7. Recycle and buy sustainable
Buy recycled 1 ply toilet paper and sustainable products made from bamboo to protect forest species.
Reel’s tree free bamboo toilet paper is a great example. With each roll you buy, you give back.
Never buy furniture made of wood extracted from rainforests.
Recycle your cell phones and other electronic equipment. Read this article to learn how you can recycle your cell phone.
Minimize your use of palm oil. Forests where tigers live are cut down to cultivate palm oil.
There are so many palm oil alternatives! Read the ingredients section to make sure your product doesn’t contain any.
8. Avoid products made from endangered wildlife species
In fact, avoid all animal products. Why? Read our article on 21 benefits of being vegan!
Make sure to inform yourself about certain products found overseas. Everyone wants a souvenir when travelling overseas but some of them are driving animals to extinction (think the African elephant). Not worth it!
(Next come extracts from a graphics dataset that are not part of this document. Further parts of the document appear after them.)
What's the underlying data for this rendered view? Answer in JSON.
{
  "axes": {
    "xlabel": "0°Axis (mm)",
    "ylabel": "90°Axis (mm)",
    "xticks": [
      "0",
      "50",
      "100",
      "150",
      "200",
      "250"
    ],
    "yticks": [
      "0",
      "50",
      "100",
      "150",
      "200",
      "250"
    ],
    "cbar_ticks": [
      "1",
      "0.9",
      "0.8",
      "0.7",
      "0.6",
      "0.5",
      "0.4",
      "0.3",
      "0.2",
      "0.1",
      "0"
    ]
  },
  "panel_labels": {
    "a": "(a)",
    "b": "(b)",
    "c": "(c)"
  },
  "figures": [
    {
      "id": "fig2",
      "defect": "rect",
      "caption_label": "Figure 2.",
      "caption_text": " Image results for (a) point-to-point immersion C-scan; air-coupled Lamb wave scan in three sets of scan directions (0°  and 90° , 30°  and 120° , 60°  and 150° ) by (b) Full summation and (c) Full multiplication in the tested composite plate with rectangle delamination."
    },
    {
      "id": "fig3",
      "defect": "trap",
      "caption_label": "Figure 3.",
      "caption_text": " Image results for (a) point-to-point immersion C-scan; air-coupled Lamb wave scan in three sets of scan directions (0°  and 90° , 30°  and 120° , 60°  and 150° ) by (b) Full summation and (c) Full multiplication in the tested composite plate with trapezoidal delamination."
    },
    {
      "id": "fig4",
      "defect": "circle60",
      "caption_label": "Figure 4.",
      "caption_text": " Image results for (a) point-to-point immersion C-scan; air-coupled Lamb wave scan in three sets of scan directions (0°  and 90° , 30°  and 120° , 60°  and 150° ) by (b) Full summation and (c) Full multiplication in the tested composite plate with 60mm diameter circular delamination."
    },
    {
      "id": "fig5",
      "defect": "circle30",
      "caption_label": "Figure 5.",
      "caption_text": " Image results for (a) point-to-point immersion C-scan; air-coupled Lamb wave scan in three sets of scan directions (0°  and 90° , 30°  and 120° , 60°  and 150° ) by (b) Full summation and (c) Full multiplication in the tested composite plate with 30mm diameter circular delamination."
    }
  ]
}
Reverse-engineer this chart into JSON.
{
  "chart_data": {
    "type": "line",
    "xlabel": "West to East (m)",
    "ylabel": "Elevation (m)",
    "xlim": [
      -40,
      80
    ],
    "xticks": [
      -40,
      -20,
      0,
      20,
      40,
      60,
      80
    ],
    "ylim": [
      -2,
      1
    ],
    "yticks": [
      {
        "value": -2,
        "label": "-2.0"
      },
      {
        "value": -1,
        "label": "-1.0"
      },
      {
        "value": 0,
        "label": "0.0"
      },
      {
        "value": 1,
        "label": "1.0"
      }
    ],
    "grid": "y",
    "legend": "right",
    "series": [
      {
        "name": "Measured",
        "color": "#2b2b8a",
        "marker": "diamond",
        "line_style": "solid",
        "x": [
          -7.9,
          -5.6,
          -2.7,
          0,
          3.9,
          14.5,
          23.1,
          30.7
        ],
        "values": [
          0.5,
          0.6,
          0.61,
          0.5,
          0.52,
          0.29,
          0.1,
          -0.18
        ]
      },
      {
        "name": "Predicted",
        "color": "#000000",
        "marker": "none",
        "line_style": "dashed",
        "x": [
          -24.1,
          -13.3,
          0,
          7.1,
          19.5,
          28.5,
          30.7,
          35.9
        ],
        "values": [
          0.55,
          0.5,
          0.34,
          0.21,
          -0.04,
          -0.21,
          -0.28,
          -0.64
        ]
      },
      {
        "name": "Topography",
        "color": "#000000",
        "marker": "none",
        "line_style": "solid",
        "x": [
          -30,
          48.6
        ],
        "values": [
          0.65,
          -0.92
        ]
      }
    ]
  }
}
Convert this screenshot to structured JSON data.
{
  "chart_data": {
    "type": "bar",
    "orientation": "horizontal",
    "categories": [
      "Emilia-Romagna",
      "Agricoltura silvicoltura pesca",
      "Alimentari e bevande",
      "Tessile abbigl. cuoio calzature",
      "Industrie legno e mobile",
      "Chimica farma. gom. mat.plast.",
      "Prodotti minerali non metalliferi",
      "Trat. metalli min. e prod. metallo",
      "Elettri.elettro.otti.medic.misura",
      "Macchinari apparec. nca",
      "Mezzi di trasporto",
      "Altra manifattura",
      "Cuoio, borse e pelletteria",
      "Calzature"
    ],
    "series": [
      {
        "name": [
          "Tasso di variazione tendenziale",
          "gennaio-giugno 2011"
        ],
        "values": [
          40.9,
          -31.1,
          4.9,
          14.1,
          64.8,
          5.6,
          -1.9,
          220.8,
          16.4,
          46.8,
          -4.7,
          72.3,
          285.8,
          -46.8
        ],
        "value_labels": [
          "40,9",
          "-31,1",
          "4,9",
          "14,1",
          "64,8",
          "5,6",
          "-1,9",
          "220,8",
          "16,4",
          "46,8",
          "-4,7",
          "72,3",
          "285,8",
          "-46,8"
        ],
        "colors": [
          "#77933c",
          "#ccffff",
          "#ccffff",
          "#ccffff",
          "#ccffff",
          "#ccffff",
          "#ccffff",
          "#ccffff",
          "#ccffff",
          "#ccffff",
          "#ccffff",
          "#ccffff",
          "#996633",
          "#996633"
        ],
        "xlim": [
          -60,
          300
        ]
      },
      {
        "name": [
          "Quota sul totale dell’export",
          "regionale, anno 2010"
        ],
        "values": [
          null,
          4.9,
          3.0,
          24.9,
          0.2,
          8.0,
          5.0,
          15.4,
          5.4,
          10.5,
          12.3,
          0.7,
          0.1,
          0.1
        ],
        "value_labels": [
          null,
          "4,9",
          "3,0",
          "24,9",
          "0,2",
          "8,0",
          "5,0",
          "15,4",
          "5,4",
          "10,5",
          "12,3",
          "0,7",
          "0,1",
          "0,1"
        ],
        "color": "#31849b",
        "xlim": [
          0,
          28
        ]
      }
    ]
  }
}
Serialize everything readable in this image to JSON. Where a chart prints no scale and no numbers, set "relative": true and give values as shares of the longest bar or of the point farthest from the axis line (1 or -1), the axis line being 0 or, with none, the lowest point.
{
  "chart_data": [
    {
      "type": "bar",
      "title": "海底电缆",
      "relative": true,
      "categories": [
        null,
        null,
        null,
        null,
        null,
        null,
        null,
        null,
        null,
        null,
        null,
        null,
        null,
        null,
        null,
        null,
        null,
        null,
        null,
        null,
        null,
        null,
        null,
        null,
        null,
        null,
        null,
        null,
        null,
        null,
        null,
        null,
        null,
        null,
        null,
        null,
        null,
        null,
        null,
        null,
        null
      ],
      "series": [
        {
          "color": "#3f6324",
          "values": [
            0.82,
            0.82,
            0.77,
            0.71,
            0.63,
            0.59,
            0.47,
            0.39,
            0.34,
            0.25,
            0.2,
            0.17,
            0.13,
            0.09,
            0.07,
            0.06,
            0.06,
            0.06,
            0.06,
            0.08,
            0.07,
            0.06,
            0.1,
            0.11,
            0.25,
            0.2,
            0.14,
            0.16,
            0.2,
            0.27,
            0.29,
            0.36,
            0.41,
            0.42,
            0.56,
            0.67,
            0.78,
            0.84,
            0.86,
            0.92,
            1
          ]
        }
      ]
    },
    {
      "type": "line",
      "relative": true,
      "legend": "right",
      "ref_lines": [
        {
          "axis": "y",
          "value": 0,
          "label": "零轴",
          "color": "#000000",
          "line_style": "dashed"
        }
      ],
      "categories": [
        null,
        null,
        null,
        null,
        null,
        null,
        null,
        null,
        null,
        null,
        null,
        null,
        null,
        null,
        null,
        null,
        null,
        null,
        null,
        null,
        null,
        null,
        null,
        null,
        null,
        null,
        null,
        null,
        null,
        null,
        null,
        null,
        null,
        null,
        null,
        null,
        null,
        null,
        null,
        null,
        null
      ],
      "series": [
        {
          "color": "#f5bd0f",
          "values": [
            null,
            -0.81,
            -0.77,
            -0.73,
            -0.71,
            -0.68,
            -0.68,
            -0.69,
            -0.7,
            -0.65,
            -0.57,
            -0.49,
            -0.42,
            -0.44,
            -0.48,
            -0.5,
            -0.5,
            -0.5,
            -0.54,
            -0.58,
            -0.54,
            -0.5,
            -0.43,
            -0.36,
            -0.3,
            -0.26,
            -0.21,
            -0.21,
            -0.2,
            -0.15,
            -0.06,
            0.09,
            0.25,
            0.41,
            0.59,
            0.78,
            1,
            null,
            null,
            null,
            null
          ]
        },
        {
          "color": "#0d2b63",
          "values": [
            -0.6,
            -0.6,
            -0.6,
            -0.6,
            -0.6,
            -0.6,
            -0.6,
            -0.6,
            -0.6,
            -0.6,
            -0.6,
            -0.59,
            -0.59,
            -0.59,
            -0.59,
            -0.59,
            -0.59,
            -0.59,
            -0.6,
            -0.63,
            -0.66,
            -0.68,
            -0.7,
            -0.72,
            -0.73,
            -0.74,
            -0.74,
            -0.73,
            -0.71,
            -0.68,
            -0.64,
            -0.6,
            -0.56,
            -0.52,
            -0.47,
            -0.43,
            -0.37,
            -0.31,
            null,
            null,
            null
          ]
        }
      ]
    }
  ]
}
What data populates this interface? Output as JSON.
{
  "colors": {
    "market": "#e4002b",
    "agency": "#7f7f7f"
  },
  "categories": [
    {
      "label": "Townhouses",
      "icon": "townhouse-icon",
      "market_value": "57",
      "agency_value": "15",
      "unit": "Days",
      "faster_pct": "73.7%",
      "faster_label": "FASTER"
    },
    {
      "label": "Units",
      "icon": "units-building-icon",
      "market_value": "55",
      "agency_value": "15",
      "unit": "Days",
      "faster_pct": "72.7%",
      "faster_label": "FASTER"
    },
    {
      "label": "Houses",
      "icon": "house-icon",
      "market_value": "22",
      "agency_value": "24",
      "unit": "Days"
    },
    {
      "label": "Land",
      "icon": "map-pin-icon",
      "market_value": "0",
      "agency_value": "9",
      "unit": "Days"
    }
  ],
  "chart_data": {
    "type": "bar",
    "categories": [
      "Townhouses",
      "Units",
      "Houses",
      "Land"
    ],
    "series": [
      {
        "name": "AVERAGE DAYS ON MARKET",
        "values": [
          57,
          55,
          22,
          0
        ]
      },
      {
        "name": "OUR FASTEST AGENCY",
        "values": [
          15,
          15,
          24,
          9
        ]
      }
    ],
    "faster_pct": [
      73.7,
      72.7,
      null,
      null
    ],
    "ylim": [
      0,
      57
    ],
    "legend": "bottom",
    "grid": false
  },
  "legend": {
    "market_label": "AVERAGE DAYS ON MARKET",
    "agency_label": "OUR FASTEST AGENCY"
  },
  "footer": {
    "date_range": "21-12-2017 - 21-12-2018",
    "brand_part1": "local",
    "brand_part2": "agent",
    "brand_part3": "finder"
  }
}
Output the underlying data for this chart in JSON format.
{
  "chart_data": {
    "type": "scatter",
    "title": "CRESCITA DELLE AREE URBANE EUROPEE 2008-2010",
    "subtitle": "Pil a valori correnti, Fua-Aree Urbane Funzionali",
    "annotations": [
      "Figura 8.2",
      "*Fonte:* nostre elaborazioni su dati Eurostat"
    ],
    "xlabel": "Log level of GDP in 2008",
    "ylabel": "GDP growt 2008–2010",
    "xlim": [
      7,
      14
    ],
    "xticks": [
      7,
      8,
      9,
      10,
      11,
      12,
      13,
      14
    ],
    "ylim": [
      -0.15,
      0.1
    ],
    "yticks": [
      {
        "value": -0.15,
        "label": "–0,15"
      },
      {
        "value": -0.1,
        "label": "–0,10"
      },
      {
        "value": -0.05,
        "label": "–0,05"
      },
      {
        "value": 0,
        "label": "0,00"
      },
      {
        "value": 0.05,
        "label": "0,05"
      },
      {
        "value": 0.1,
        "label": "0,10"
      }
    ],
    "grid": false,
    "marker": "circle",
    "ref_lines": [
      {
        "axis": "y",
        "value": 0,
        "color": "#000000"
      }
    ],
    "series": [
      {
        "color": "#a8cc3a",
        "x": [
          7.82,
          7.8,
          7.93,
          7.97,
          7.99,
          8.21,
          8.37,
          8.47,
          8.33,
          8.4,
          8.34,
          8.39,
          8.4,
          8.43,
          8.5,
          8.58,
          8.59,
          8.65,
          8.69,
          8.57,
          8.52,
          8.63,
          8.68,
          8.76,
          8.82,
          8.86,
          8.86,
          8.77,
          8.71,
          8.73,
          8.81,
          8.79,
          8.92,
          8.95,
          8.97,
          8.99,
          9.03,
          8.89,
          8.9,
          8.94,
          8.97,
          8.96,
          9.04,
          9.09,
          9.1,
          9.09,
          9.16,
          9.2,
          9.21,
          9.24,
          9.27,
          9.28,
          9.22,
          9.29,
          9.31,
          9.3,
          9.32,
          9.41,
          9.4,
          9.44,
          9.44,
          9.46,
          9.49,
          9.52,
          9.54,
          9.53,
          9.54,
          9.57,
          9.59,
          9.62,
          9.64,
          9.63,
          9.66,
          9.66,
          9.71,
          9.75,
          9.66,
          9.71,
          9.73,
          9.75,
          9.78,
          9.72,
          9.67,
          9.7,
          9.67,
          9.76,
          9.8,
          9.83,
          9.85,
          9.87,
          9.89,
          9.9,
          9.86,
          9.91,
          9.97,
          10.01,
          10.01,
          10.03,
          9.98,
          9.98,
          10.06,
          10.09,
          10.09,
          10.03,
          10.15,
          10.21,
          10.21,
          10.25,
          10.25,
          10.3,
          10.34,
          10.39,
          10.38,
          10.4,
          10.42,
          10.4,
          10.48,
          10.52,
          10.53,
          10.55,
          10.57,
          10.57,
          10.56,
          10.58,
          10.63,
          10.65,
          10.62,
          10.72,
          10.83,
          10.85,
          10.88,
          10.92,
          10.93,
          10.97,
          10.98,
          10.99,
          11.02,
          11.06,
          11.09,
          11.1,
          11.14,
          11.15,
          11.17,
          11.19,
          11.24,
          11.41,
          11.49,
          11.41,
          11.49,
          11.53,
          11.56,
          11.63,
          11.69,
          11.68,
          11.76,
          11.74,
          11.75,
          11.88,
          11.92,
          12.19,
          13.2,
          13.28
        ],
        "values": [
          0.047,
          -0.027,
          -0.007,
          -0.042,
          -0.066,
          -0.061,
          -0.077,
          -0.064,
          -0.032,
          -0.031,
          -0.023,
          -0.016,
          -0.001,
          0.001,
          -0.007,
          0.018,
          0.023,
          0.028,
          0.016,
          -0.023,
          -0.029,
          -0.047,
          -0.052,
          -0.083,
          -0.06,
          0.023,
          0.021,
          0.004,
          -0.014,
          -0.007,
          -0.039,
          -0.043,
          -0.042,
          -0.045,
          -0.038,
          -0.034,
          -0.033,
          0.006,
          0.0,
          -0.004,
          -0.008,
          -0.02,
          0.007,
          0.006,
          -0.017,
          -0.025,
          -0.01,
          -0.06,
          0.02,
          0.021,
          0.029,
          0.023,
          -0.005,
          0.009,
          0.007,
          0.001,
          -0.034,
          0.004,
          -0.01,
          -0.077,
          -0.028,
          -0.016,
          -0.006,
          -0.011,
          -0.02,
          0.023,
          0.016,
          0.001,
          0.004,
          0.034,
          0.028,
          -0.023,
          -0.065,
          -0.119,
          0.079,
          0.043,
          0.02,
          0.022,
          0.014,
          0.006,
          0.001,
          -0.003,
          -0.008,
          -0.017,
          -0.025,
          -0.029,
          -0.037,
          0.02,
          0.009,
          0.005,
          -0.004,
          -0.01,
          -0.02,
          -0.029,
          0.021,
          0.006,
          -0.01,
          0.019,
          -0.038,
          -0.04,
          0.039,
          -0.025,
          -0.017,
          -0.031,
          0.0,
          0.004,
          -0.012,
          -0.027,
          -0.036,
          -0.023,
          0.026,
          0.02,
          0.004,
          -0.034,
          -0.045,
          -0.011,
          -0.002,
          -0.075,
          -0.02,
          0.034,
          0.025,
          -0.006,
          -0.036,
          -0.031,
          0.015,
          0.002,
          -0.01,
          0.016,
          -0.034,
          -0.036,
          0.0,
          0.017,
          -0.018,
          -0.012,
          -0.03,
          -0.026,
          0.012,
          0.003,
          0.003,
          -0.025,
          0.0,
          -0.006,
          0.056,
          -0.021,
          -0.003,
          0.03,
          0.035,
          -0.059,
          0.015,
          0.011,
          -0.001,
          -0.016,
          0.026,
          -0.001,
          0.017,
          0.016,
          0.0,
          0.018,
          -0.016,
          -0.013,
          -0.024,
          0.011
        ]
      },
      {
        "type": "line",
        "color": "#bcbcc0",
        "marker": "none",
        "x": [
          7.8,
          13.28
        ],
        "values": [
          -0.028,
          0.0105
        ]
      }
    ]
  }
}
Don’t support the black market, which means avoiding any products that contain the fur from tigers, polar bears, sea otters, leopards etc. Also, avoid any products containing tortoise shell, ivory or coral.
9. Reduce your plastic consumption
All the plastic we use on a daily basis could potentially end up in our oceans, where it poses a great danger to sea life.
Turtles, dolphins, fish and other marine animals get entangled or swallow plastic pieces, which eventually kills them.
10. Be mindful of the underwater world
Along with plastic, harmful chemicals pose a great danger to the survival of the underwater world.
There’s one thing in particular, we all need to do: Always use reef-safe sunscreen.
Top 10 Wildlife Conservation Organizations
- The Nature Conservancy
- The World Wildlife Fund
- The Natural Resources Defense Council
- The Sierra Club
- The Wildlife Conservation Society
- Conservation International
- The National Audubon Society
- The Jane Goodall Institute
- The Royal Society for the Protection of Birds
The Bottom Line
The goal of wildlife conservation is to protect and preserve animals and their habitats. This is their world as much as it is ours.
Check out the infographic below, which shows the distribution of the world’s global biomass.
Humans make up just 0.01% of the earth’s total biomass. Let that sink in for a moment.
Thursday 16th of July 2020
Another well written and informative article. Very well done, keep on educating us on these very important topics.
Thursday 16th of July 2020
It would be interesting to get your views on the impact of the large elephant population over 100000 in the north of Botswana on the environment. It is a well known fact that elephants are large contributors of creating savannas as they clear trees. In fact during the hight of poaching during the 80's large savanna areas disappeared when the elephant populations dwindled which had a major impact on the grazing animals such as zebras, wildebeest, etc. Do you think transfrontier parks are the solution to allow wild animals to use their traditional migratory routes? Great article
Tuesday 28th of July 2020
Thanks for your informative comment Abel, we wrote a bit about the impact elephants have on their environment and the surrounding wildlife here. They are a keystone species and incredibly important.
In the near future we will write an article on the importance of transfrontier parks. There is no doubt, that with the rise in global temperatures, more and more animals will be forced to migrate to cooler climes. Without this right of passage, many animals (and human crops) will suffer.